Children Will Lead the Crusade Against Our Robotic Masters

Researchers found kids will assault a robot, even when it pleads for its abusers to stop.

If there’s ever a robot uprising, kids will be the instigators. Despite whatever empathy Pixar’s lovable WALL-E may have built up in children, it all went away when researchers from Japan introduced children to real-life robots.


Researchers set up a bit of a sting operation, placing a robot in a mall for two weeks, observing how people interacted with it.
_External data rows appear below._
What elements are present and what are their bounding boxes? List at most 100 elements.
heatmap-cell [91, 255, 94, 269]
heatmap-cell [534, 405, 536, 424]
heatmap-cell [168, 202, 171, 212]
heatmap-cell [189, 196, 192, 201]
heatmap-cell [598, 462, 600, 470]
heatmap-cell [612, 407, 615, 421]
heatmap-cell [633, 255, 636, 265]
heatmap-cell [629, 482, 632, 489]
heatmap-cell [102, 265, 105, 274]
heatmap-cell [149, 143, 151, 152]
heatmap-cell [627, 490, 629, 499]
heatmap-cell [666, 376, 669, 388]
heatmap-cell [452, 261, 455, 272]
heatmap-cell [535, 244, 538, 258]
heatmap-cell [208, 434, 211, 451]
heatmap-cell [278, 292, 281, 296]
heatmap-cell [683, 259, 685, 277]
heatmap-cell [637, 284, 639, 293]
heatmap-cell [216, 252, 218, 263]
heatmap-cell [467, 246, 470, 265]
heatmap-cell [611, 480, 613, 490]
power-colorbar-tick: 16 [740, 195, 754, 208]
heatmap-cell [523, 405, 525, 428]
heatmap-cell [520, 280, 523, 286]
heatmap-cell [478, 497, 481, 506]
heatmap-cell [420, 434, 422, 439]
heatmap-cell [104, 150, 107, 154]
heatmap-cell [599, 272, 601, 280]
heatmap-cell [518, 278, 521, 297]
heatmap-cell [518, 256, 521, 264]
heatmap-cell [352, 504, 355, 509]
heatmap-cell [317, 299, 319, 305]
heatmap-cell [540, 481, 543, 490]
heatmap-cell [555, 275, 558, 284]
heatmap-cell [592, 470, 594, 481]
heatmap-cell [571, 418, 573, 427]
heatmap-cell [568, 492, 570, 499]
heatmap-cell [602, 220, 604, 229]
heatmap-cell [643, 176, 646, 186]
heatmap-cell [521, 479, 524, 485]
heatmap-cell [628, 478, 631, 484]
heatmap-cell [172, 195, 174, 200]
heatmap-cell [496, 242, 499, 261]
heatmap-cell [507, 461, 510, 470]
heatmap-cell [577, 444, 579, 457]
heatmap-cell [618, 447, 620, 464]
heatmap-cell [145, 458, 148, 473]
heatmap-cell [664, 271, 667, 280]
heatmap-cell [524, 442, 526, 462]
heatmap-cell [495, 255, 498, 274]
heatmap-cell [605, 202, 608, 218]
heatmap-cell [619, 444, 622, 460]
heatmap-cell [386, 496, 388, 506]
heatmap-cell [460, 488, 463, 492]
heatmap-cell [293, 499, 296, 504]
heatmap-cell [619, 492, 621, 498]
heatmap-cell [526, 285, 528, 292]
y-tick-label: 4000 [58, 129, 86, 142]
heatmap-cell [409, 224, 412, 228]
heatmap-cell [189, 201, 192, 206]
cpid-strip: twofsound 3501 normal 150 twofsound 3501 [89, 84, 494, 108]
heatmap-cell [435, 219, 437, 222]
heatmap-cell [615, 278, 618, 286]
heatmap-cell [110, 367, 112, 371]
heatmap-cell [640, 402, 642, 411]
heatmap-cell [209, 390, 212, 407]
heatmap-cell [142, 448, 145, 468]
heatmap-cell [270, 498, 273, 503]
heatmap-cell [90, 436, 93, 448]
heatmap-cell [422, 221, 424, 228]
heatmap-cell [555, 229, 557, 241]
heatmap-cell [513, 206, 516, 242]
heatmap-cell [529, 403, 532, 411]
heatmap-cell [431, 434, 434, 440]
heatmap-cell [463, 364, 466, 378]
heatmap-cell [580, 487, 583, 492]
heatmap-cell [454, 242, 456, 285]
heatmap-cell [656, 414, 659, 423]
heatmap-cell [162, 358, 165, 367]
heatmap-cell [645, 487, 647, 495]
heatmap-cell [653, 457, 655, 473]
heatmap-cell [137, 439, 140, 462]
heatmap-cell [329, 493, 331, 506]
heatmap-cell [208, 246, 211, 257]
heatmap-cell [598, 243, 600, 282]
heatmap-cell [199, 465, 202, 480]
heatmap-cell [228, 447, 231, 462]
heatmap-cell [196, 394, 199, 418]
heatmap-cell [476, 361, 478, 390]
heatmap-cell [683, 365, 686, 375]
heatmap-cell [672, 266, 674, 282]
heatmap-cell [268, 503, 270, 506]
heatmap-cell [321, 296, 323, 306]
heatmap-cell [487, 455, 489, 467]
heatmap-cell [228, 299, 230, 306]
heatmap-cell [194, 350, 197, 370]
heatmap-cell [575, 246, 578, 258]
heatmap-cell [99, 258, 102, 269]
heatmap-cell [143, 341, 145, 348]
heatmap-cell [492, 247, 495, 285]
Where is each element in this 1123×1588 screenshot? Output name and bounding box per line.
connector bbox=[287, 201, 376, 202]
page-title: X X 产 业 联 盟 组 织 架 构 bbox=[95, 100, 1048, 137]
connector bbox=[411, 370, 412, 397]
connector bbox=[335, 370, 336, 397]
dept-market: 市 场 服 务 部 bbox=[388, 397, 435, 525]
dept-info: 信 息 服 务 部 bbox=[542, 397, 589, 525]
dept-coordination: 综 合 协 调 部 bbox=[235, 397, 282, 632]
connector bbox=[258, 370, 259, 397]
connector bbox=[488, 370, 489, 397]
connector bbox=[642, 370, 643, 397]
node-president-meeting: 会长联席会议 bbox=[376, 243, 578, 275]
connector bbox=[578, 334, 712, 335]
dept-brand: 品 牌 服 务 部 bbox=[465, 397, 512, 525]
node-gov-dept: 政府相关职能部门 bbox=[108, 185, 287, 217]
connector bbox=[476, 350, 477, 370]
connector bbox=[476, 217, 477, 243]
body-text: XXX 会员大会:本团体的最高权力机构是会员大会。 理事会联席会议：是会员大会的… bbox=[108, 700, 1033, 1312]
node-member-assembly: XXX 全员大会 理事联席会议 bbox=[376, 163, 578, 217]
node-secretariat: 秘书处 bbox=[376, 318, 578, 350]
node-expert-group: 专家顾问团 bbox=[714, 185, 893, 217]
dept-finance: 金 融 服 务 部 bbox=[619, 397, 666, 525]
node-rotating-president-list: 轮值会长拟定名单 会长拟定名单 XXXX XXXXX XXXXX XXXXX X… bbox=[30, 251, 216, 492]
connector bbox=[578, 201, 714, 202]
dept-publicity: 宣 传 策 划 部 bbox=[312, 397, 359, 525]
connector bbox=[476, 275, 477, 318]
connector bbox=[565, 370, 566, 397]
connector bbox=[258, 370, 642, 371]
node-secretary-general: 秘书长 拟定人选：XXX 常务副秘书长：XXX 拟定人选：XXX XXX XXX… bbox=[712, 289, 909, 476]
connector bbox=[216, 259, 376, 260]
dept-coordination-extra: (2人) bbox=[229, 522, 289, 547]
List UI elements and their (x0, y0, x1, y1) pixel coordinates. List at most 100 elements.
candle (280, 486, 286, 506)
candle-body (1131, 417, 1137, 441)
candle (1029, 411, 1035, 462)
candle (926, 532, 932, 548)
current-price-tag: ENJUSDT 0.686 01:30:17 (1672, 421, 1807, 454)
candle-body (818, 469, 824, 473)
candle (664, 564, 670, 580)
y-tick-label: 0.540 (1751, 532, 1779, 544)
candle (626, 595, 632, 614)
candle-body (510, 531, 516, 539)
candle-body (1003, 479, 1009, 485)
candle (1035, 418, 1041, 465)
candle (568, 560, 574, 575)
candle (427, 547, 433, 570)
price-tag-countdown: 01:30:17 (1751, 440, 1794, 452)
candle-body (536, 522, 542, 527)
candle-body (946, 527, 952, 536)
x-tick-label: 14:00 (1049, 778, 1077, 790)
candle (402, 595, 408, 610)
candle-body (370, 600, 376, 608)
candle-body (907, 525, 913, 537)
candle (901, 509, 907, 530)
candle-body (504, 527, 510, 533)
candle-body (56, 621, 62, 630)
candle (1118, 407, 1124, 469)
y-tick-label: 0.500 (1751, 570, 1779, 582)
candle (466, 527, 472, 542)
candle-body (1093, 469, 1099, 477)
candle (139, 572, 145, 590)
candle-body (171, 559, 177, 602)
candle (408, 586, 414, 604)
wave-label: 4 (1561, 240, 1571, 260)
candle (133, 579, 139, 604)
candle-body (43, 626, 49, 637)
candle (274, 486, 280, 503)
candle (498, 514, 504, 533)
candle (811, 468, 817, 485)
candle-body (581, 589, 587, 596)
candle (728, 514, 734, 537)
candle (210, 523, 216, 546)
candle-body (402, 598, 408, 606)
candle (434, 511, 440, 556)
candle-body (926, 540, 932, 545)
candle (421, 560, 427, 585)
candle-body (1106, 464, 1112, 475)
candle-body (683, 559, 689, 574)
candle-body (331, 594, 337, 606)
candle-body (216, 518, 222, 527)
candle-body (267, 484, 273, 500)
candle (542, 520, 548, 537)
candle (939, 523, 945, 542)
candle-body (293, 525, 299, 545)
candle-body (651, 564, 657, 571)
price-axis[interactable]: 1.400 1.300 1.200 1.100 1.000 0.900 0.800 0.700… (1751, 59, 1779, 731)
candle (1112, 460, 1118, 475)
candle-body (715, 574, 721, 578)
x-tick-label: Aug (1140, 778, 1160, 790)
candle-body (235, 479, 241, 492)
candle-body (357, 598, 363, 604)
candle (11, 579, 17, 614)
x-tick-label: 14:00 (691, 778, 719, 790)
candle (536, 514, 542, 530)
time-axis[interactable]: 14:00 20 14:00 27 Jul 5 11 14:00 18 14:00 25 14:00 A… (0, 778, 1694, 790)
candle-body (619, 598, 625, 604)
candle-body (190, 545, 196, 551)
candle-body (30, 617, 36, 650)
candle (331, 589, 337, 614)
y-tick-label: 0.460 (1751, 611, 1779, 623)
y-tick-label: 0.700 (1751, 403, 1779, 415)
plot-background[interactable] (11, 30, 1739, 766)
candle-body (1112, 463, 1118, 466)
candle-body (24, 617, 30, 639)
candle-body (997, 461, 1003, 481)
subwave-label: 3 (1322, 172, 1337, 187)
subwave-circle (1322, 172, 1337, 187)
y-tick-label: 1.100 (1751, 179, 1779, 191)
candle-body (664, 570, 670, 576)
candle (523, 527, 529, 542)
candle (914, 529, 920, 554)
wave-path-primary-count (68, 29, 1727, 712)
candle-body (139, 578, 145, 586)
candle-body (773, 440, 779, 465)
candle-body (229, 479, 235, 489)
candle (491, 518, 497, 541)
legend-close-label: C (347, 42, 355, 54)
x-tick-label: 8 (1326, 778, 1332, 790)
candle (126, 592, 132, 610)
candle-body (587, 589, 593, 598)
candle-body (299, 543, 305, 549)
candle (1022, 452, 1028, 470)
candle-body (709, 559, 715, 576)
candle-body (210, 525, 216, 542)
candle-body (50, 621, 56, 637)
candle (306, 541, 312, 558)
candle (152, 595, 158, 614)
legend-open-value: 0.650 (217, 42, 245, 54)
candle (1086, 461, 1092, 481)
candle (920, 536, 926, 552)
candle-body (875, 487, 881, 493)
After children happened upon a humanoid robot in the mall, kids immediately took to abusing it with little or no regard to its feelings.

The researchers wrote some of the behavior they observed their paperWhy Do Kids Abuse Robots?:

“We observed serious abusive behaviors with physical contact such as kicking, punching, beating, folding arms, and moving (bending) the joints of robot’s arm and head.”

Some children would obstruct the robot’s path, “regardless of the robot’s utterance requesting for the children to stop the obstruction.” The researchers wrote that the kids would also “[cover] up the robot’s eyes with their hands, and beat the robot’s head.”

To try and find a reason behind such unrelenting discrimination, the researchers took 23 of the robot-abusers aside for interviews. All were under the age of 10 and 20 of them were boys. Surprisingly, only 13 percent of the abusers saw the robot as a machine, while the rest viewed it as a human-like creature. The children explained why they decided to assault: some did it out of curiosity, wanting to know how it would react, others did it just for sport, and a few were just copying what they saw other kids doing.

These results would suggest “that these children lacked empathy for the robot.”

“From this finding, we speculate that, although one might consider that human-likeness might help moderating the abuse, human-likeness is probably not that powerful way to moderate robot abuse.”

As robots are being poised to become the next technology revolution, it will be important to create bots that won’t suffer the same kind of damages that often befall a parent who gives their kid their iPhone.

Then again, maybe kids have the right idea. Futurist Michael Vassar explains that a greater-than-human AI would doom humanity. Indeed, Jon Iwata, senior VP of marketing and communications at IBM, has often said the vast knowledge and intelligence in the Watson bot is, at times, unsettling to some.